Enquanto realizadores e artistas seguem se debatendo sobre quais as melhores formas de realizarem e exibirem seus filmes nesse novo modelo, alguns saíram na frente. São exemplos como Modo Avião e Ricos de Amor, ambos da Netflix, ou Eldorado: Mengele Vivo ou Morto?, da Amazon Prime, que foram lançados diretamente pelas plataformas, com uma enorme garantia de público em potencial – o filme estrelado por Larissa Manoela se tornou um dos maiores fenômenos de procura da plataforma neste ano. Esses, infelizmente, ainda são casos raros. Outros precisam se inspirar nesse modelo de negócio e replicarem sempre que for possível e/ou necessário. Talvez não seja o melhor dos mundos – e muito provavelmente não o seja mesmo – mas é um caminho viável, que permite a existência do produto, a manutenção do mercado e o atendimento das demandas da audiência. Ou seja, diante das restrições momentâneas a quais estamos todos sujeitos, e que tendem a se prolongarem por mais tempo do que qualquer um de nós gostaria de acreditar, é algo que merece uma reflexão mais profunda e um estudo mais cuidadoso.
É importante destacar também a variedade das produções aqui citadas.

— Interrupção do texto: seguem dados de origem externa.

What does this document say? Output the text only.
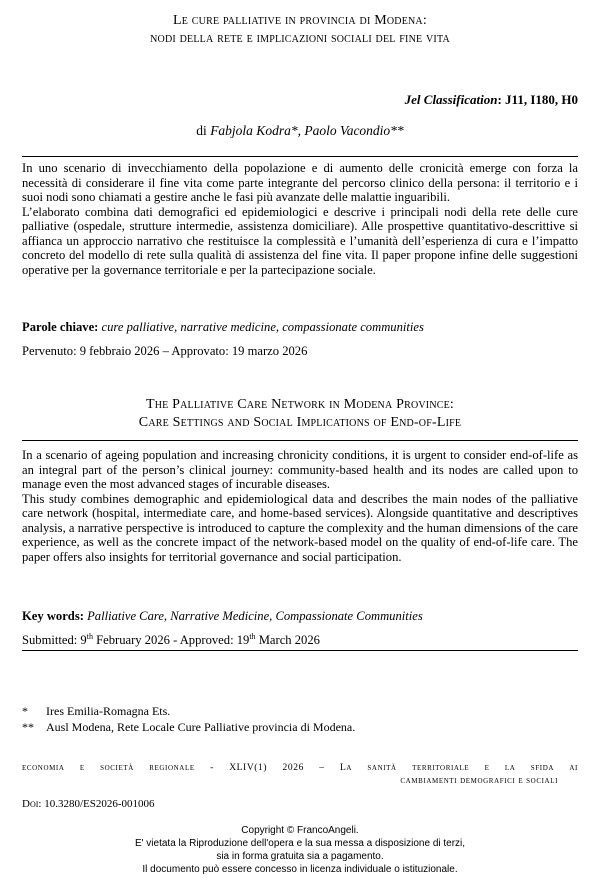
Le cure palliative in provincia di Modena:
nodi della rete e implicazioni sociali del fine vita
Jel Classification: J11, I180, H0
di Fabjola Kodra*, Paolo Vacondio**

In uno scenario di invecchiamento della popolazione e di aumento delle cronicità emerge con forza la necessità di considerare il fine vita come parte integrante del percorso clinico della persona: il territorio e i suoi nodi sono chiamati a gestire anche le fasi più avanzate delle malattie inguaribili.

L’elaborato combina dati demografici ed epidemiologici e descrive i principali nodi della rete delle cure palliative (ospedale, strutture intermedie, assistenza domiciliare). Alle prospettive quantitativo-descrittive si affianca un approccio narrativo che restituisce la complessità e l’umanità dell’esperienza di cura e l’impatto concreto del modello di rete sulla qualità di assistenza del fine vita. Il paper propone infine delle suggestioni operative per la governance territoriale e per la partecipazione sociale.

Parole chiave: cure palliative, narrative medicine, compassionate communities
Pervenuto: 9 febbraio 2026 – Approvato: 19 marzo 2026
The Palliative Care Network in Modena Province:
Care Settings and Social Implications of End-of-Life

In a scenario of ageing population and increasing chronicity conditions, it is urgent to consider end-of-life as an integral part of the person’s clinical journey: community-based health and its nodes are called upon to manage even the most advanced stages of incurable diseases.

This study combines demographic and epidemiological data and describes the main nodes of the palliative care network (hospital, intermediate care, and home-based services). Alongside quantitative and descriptives analysis, a narrative perspective is introduced to capture the complexity and the human dimensions of the care experience, as well as the concrete impact of the network-based model on the quality of end-of-life care. The paper offers also insights for territorial governance and social participation.

Key words: Palliative Care, Narrative Medicine, Compassionate Communities
Submitted: 9th February 2026 - Approved: 19th March 2026
* Ires Emilia-Romagna Ets.
** Ausl Modena, Rete Locale Cure Palliative provincia di Modena.
economia e società regionale - XLIV(1) 2026 – La sanità territoriale e la sfida ai
cambiamenti demografici e sociali
Doi: 10.3280/ES2026-001006
Copyright © FrancoAngeli.
E' vietata la Riproduzione dell'opera e la sua messa a disposizione di terzi,
sia in forma gratuita sia a pagamento.
Il documento può essere concesso in licenza individuale o istituzionale.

Tem desde comédia romântica a documentários, títulos experimentais e dramas baseados em histórias reais, romances LGBT a thrillers policiais, musicais e aventuras adolescentes. E se as qualidades também variam, é claro que há os mais diversos interesses envolvidos – para cada um que chama atenção pela qualidade do conjunto, há outros dez que deixam a desejar em mais de um aspecto. Mas também não é assim quando se pensa apenas no lançamento comercial na sala escura? Se é importante evitar radicalismos e não pender nem para um lado, e muito menos para outro, é sabido também que, à medida que novas diretrizes forem se solidificando, mais tentativas acabarão sendo experimentadas.
O streaming é uma realidade que veio para ficar e que cada vez mais irá ditar as regras desse meio. Mais do que o rádio, a televisão ou o videocassete, cada um em sua época, as transformações que agora estão sendo sentidas serão mais radicas e intensas. Aqueles que não se adaptarem, logo estarão obsoletos e acabarão sendo varridos do mapa. Já os que se adiantarem, aproveitarem as práticas que estão dando certo e se cercarem das melhores ferramentas de divulgação, certamente conseguirão se diferenciar dentre um mar cada vez mais congestionado de opções. É a hora do “mude ou morra”. E que ninguém diga que não foi avisado antes.